She didn't want "Doody" and "Pucketts." She didn't want even "Nibbetts," who, it was clear to him, was usually her help in time of trouble. What chance then was there that she would see him?

But to his surprise and that of the doctor as well, she did.

Her maid came back with Dodson and took him to the room. And there, in the half dark made by the drawn window-curtains he saw her lying in the wide, white bed, her beauty hidden—or was it her hideousness—by swathing white cloths.

She looked curiously Eastern and uncanny, and his thoughts crowded, and he was dumb.

But she held out her right hand to him and said: "So nice to see you! But—what is this I hear they are telling about us? Such astounding tales."
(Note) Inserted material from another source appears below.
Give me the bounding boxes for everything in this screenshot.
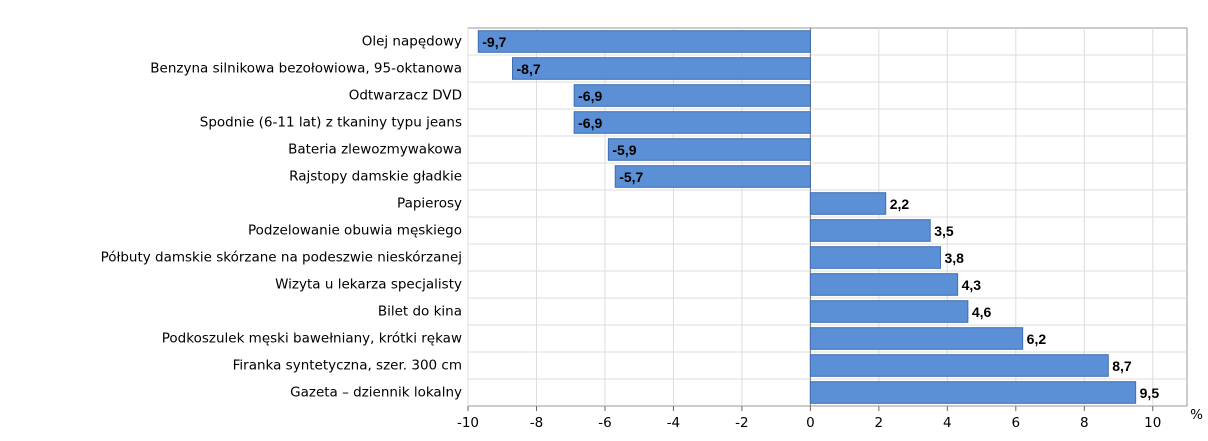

Then he knew that Rosamond had made no secret of his daring speech and that the doors and windows of gossip were all set open afresh.

He sat down in a chair close by her side and took the hand she offered, and held it close to his own.

"I have been telling the truth," he said, with that cool, odd courage which leaps like a well-trained servant to do the bidding of some men. "It is only a few days as time is counted, but clocks should be our slaves instead of our masters. To me it seems an eternity since you so gave me back to myself that I"—he faltered ever so slightly—"could love—yes, really and truly—love again. And I do. Oh, Nina, I do! Just you—only you."

Then, all at once, he remembered, and looked sharply about the room. He had forgotten the maid. He had not thought of Cecile Archdeacon. They might be there, somewhere, curtained by the gloom.

"Don't be alarmed," Nina said, amused. "There is no one but I to hear your confession. Cecile withdrew discreetly before you came, and my maid parted from you on the other side of the door."